The Firth of Forth combines a rich wildlife with a history of long and intense human activity around its shores and in its waters. At one time, herring, cod and haddock, with many other edible fish, were vastly more numerous, but seals and seabirds much rarer than they are now. Once, the rivers running into the Firth were so polluted that people could set fire to some of the burns; now the water is often as pure as it has ever been since records began. Illustrated with black-and-white and colour photographs, this is a capitivating exploration into the life of the Firth of Forth which considers a wide range of questions. How have people affected and exploited the wildlife, and how in turn has it determined the lives of people? What changes to the biodiversity of the Firth have taken place as a result of human interference? Why has pollution been easier to control than over-fishing? What were the unintended consequences to the natural heritage both of pollution and of cleaning-up, and what role has conservation had in bringing about changes?

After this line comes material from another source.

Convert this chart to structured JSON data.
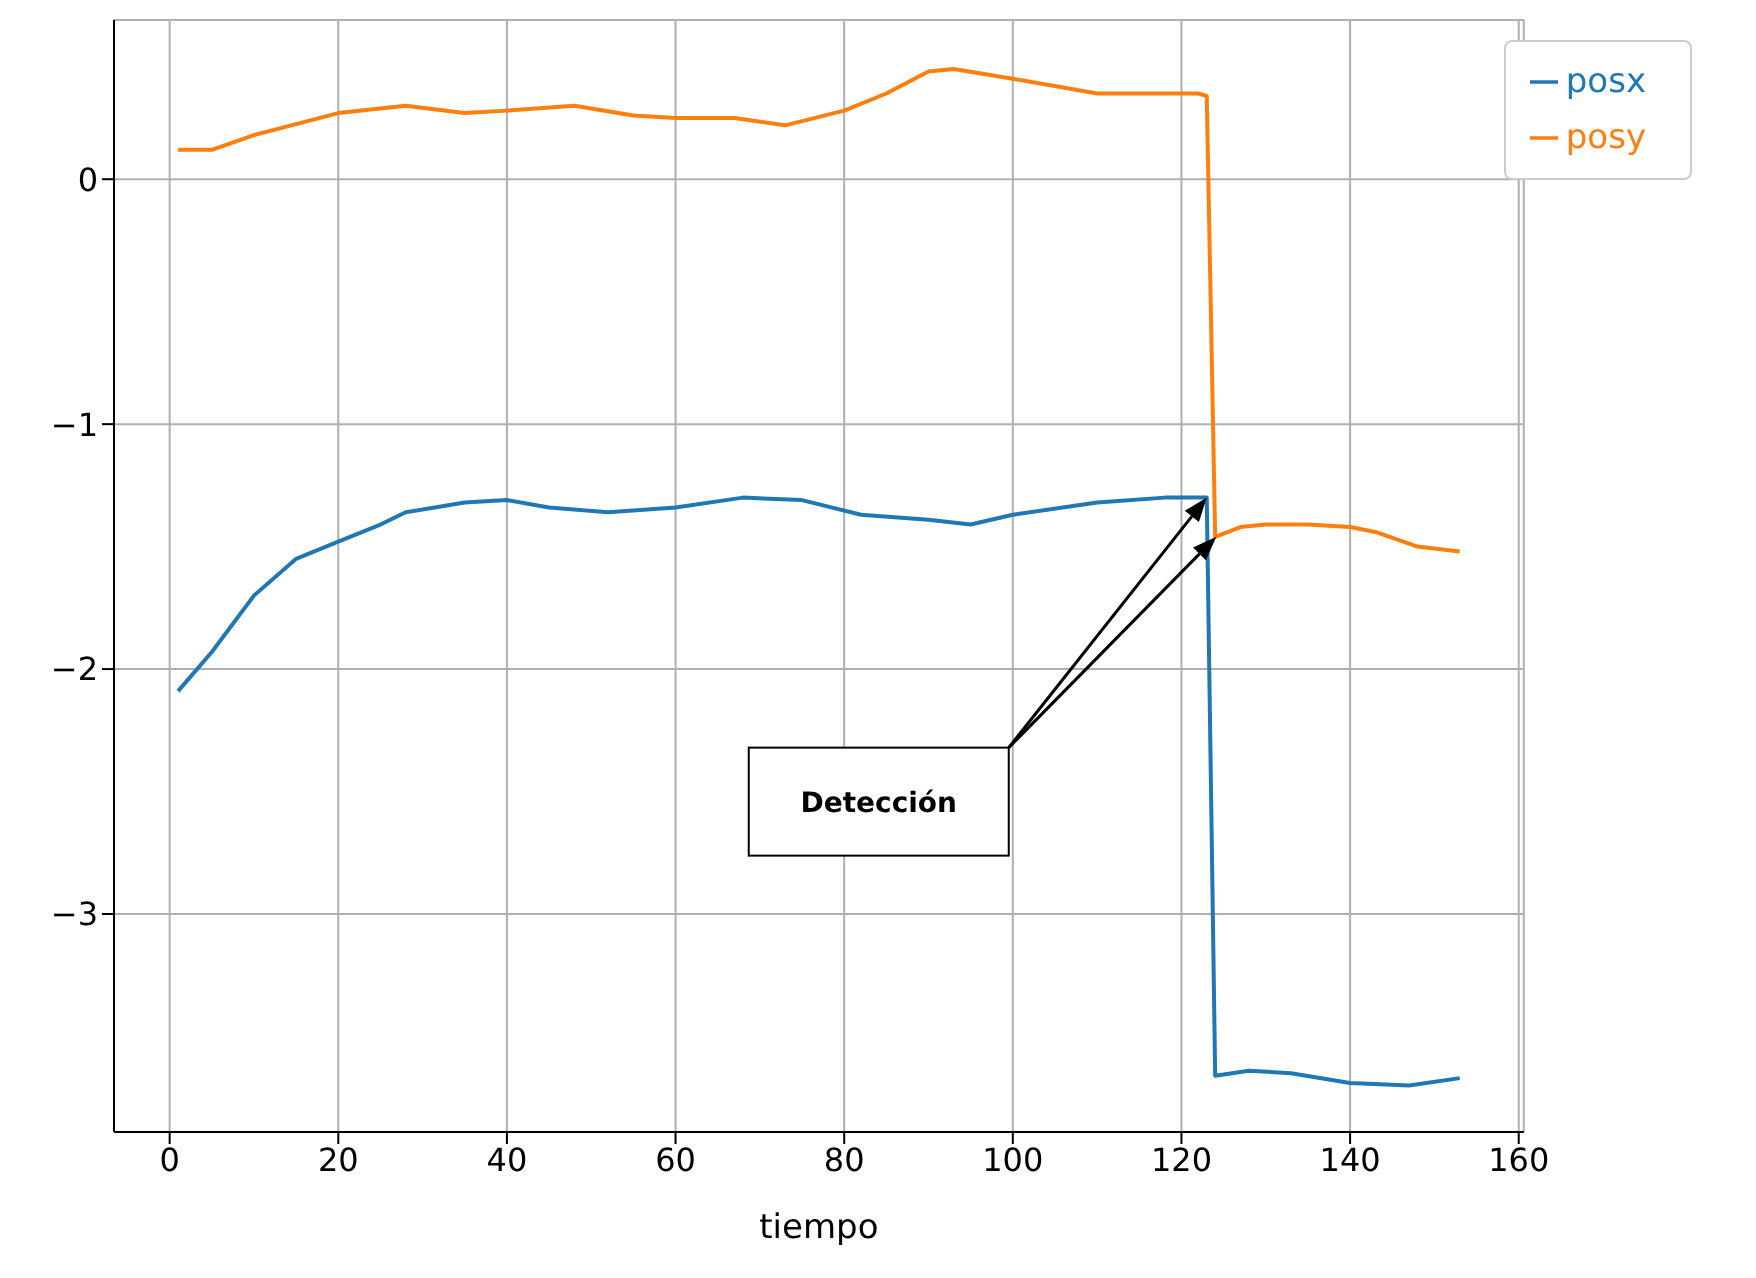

Christopher Smout is Historiographer Royal in Scotland and Emeritus Professor of Scottish History at the University of St Andrews. He has written widely on Scottish economic, social and demographic history, and since the mid 1990s has been much concerned with environmental history. ‘He was the first deputy chairman of Scottish Natural Heritage in the 1990s’.

Mairi Stewart is an environmental historian specialising in Scottish woodland history. She joined the staff of the UHI Centre for History in 2005 and is currently working on a four-year research project dealing with the social history of twentieth-century Scottish forestry.